Présidentielle en RDC: la justice précise les mesures d’exclusion des binationaux

Dans une lettre au procureur général près la Cour de cassation de République démocratique du Congo (RDC), le ministre d’Etat en charge de la Justice, Alexis Thambwe Mwamba, parle d’une liste transmise à la Commission électorale (Céni) pour invalider tous les candidats détenteurs d’une autre nationalité. Le ministre entrevoit également de possibles dénonciations et recommande « des poursuites contre toute personne qui, au mépris de la loi, aura déposé sa candidature et se sera fait élire ».

En République démocratique du Congo (RDC), la démarche du ministre de la Justice Alexis Thambwe Mwamba d’exclure de la présidentielle les binationaux est soutenue par certaines organisations comme la Synergie des missions électorales citoyennes. Cette dernière estime en effet qu’il faut se soumettre aux exigences de la Constitution.

Une autre frange de citoyens congolais critique l’action du ministre de la Justice qui intervient plusieurs années après le moratoire convenu au sein de la classe politique. Pour l’opposant Christophe Lutundula, cette démarche aurait eu toute sa pertinence et toute son objectivité si elle avait été entreprise bien avant, en dehors de cette période de suspicion et de règlements des comptes.

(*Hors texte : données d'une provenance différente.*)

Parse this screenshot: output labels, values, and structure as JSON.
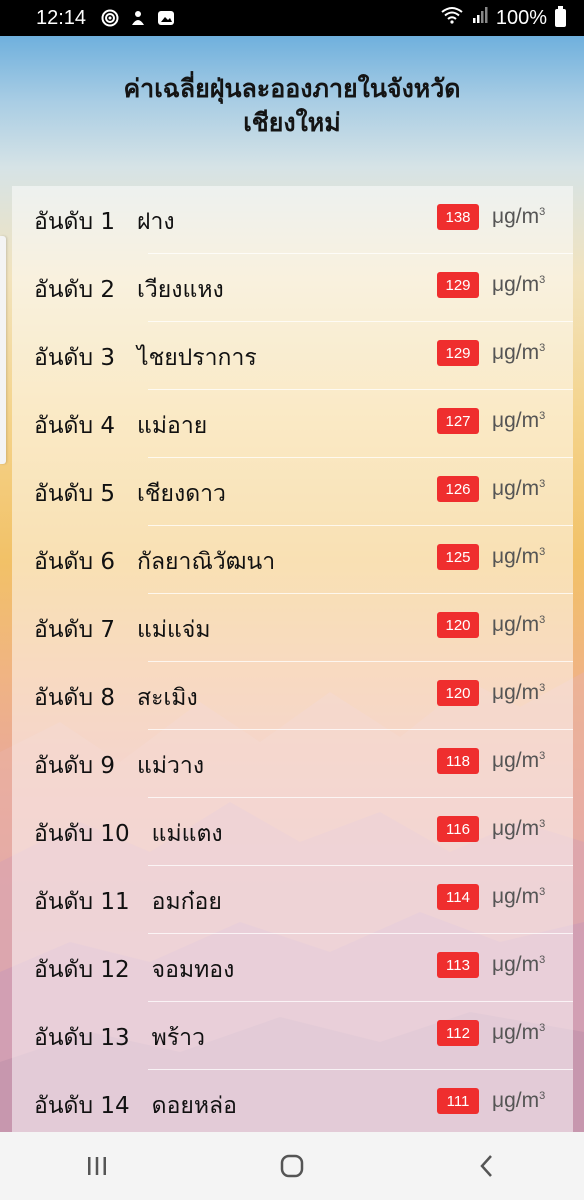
{
  "status_bar": {
    "time": "12:14",
    "battery": "100%",
    "notification_icons": [
      "target-icon",
      "app-icon",
      "photo-icon"
    ]
  },
  "header": {
    "title_line1": "ค่าเฉลี่ยฝุ่นละอองภายในจังหวัด",
    "title_line2": "เชียงใหม่"
  },
  "unit": "μg/m",
  "unit_superscript": "3",
  "colors": {
    "badge": "#ef2e2e",
    "nav_background": "#f4f4f4"
  },
  "rankings": [
    {
      "label": "อันดับ 1",
      "district": "ฝาง",
      "value": "138"
    },
    {
      "label": "อันดับ 2",
      "district": "เวียงแหง",
      "value": "129"
    },
    {
      "label": "อันดับ 3",
      "district": "ไชยปราการ",
      "value": "129"
    },
    {
      "label": "อันดับ 4",
      "district": "แม่อาย",
      "value": "127"
    },
    {
      "label": "อันดับ 5",
      "district": "เชียงดาว",
      "value": "126"
    },
    {
      "label": "อันดับ 6",
      "district": "กัลยาณิวัฒนา",
      "value": "125"
    },
    {
      "label": "อันดับ 7",
      "district": "แม่แจ่ม",
      "value": "120"
    },
    {
      "label": "อันดับ 8",
      "district": "สะเมิง",
      "value": "120"
    },
    {
      "label": "อันดับ 9",
      "district": "แม่วาง",
      "value": "118"
    },
    {
      "label": "อันดับ 10",
      "district": "แม่แตง",
      "value": "116"
    },
    {
      "label": "อันดับ 11",
      "district": "อมก๋อย",
      "value": "114"
    },
    {
      "label": "อันดับ 12",
      "district": "จอมทอง",
      "value": "113"
    },
    {
      "label": "อันดับ 13",
      "district": "พร้าว",
      "value": "112"
    },
    {
      "label": "อันดับ 14",
      "district": "ดอยหล่อ",
      "value": "111"
    }
  ],
  "nav": {
    "recent": "recent-apps-icon",
    "home": "home-icon",
    "back": "back-icon"
  }
}
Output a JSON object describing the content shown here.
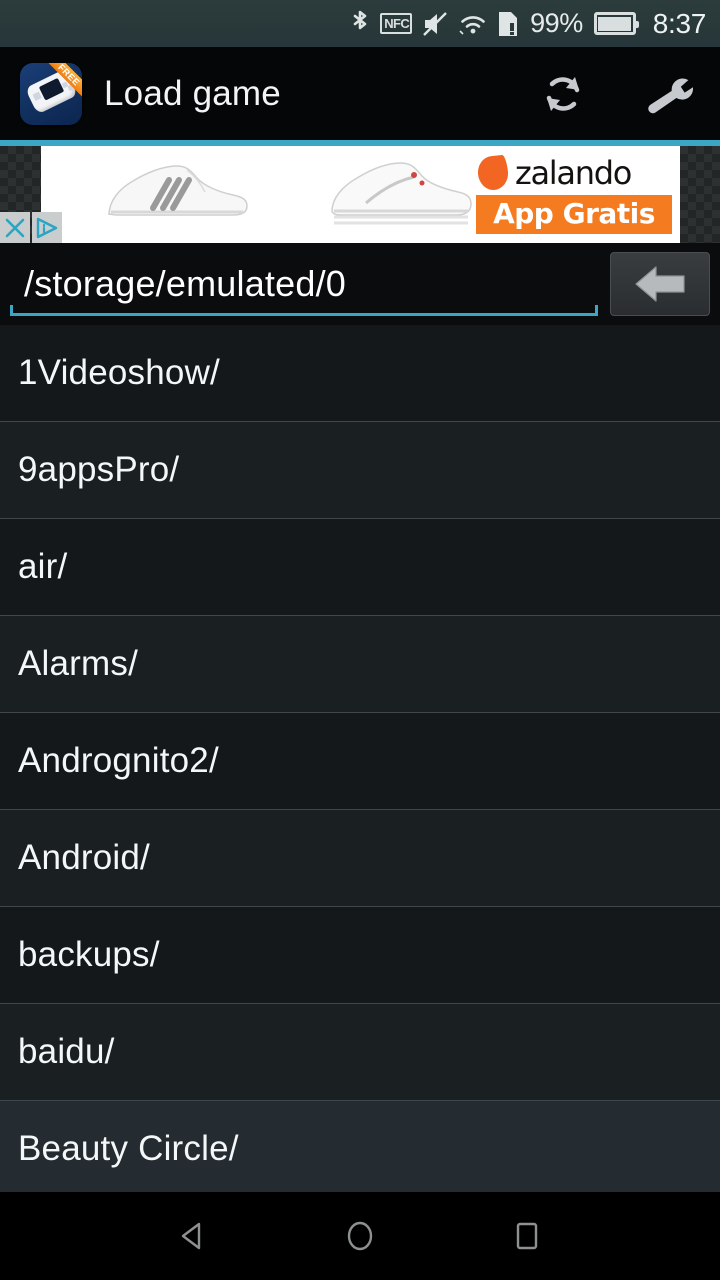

Recouvrement de la nationalité

Selon lui, cette appréhension est d’autant plus fondée que le ministre de la Justice lui-même distribue des arrêtés de recouvrement de la nationalité sans passer par le Conseil des ministres, ni s’assurer que le bénéficiaire du recouvrement a en même temps perdu la nationalité étrangère conformément à la législation du pays qui lui a octroyé la nationalité.

Tous ceux qui s’opposent à la démarche du ministre estiment que pour plus d’équité, il faudra retirer tous les arrêtés qui ont été signés depuis 2015, l’année précédant la fin du mandat constitutionnel de Joseph Kabila.

Candidat à la présidentielle de décembre prochain, Moïse Katumbi a eu deux nationalités, congolaise et italienne, pendant 17 ans. Or, le droit congolais ne reconnaît pas la double nationalité, et la majorité a déjà évoqué cette affaire pour lui nuire.